According to Julia Neiva, coordinator of the Defense of Socioenvironmental Rights program at Conectas, the convention is innovative because “it allows other visions of development to be considered during the process of installing economic enterprises, whether public or private”.
This lies at the heart of the convention, spelled out in its sixth article: any activity with an impact on the life and land of indigenous and traditional peoples must undergo a free, prior and informed consultation. “This is true, for example, for the construction of a highway or for the installation of a mining area. You can’t go into a person’s home and change things without their consent,” said Neiva.
In practice, government bodies and other parties interested in economic exploration or in installing a service in a given area need to provide full disclosure so that communities can understand all the impacts of the change. This consultation can occur through public hearings, conversations, translation of documents into the native language and other mechanisms that make sense in the context. At the end of the negotiations, the project can be started, modified or even discontinued, depending on the decisions.
“Convention No. 169 is based on respect for the cultures and the lifestyles of indigenous peoples and recognizes their rights to land and natural resources, and to set their own priorities for development,” said Martin Hahn, director of the ILO’s Country Office for Brazil, in a statement at the Àwúre Symposium, held in 2019 in Brasília.
The convention also contains another fundamental distinction compared to the previous treaties on native peoples.

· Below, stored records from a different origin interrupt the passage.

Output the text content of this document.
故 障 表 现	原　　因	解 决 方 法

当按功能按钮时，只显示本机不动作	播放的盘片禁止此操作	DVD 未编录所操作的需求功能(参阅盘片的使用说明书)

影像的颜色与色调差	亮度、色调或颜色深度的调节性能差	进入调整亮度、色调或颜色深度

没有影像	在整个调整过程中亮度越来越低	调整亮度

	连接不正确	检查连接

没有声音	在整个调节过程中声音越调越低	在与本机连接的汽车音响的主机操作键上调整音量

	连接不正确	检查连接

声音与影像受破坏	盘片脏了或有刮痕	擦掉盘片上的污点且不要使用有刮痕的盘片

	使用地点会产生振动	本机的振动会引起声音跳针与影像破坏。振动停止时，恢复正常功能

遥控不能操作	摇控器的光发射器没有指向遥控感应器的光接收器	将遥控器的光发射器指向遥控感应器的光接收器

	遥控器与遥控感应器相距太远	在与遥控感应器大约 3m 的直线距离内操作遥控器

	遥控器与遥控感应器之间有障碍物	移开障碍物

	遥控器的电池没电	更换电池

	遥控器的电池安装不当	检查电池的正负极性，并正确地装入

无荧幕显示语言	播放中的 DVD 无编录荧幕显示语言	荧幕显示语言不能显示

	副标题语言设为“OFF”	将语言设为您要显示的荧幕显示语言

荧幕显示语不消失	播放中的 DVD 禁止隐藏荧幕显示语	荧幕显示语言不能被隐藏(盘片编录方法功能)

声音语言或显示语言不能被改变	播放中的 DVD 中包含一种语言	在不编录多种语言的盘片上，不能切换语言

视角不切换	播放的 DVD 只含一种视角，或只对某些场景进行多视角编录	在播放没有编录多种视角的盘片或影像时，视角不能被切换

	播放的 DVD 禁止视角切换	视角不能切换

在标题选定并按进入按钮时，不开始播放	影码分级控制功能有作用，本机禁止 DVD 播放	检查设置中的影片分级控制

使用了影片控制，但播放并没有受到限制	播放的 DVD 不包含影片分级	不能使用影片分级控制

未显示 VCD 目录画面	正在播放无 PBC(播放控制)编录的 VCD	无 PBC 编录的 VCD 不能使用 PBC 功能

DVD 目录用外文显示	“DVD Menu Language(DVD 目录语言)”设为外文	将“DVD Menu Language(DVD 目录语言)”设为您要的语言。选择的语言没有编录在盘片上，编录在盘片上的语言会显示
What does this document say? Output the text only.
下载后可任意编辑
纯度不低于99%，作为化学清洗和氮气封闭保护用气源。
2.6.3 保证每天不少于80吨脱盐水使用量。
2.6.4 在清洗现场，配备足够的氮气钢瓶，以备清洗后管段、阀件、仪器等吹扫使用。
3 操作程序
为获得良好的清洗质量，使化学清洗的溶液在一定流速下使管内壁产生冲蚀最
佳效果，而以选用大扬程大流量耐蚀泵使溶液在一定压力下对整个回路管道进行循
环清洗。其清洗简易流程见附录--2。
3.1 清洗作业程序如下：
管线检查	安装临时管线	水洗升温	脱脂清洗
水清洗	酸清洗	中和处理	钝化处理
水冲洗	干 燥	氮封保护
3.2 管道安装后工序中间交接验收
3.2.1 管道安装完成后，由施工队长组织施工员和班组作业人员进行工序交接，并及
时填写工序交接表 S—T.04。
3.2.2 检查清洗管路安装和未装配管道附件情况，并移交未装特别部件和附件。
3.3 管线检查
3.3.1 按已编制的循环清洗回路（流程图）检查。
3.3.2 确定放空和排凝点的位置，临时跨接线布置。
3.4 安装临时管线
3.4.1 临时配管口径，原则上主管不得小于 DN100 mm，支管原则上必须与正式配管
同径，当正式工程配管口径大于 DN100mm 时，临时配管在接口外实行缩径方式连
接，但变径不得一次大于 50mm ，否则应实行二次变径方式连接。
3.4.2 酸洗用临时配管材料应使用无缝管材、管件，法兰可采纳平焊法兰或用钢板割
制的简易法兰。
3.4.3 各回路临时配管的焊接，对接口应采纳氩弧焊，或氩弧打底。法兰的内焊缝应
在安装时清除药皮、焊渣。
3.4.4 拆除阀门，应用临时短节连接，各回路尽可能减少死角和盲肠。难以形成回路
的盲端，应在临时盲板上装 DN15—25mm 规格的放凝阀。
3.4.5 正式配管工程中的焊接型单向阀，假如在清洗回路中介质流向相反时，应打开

In its first article, the text states that “self-identification as indigenous or tribal shall be regarded as a fundamental criterion for determining the groups to which the provisions of this Convention apply”. According to Neiva, this excerpt makes it very clear that self-identification is a factor that cannot be ignored in the consultation process.
In order for the convention to serve its function, it is necessary to combat distortions in its application, in particular token consultations that are carried out without actually involving the communities. “The environmental agencies, FUNAI [National Indian Foundation] and the Public Prosecutor’s Office need to monitor the consultations and be on the lookout for irregularities that can occur in these processes,” said Neiva. “When planning to develop a project on indigenous lands or traditional territories, companies and the financing banks need to follow the law and assume the duty of human rights due diligence”.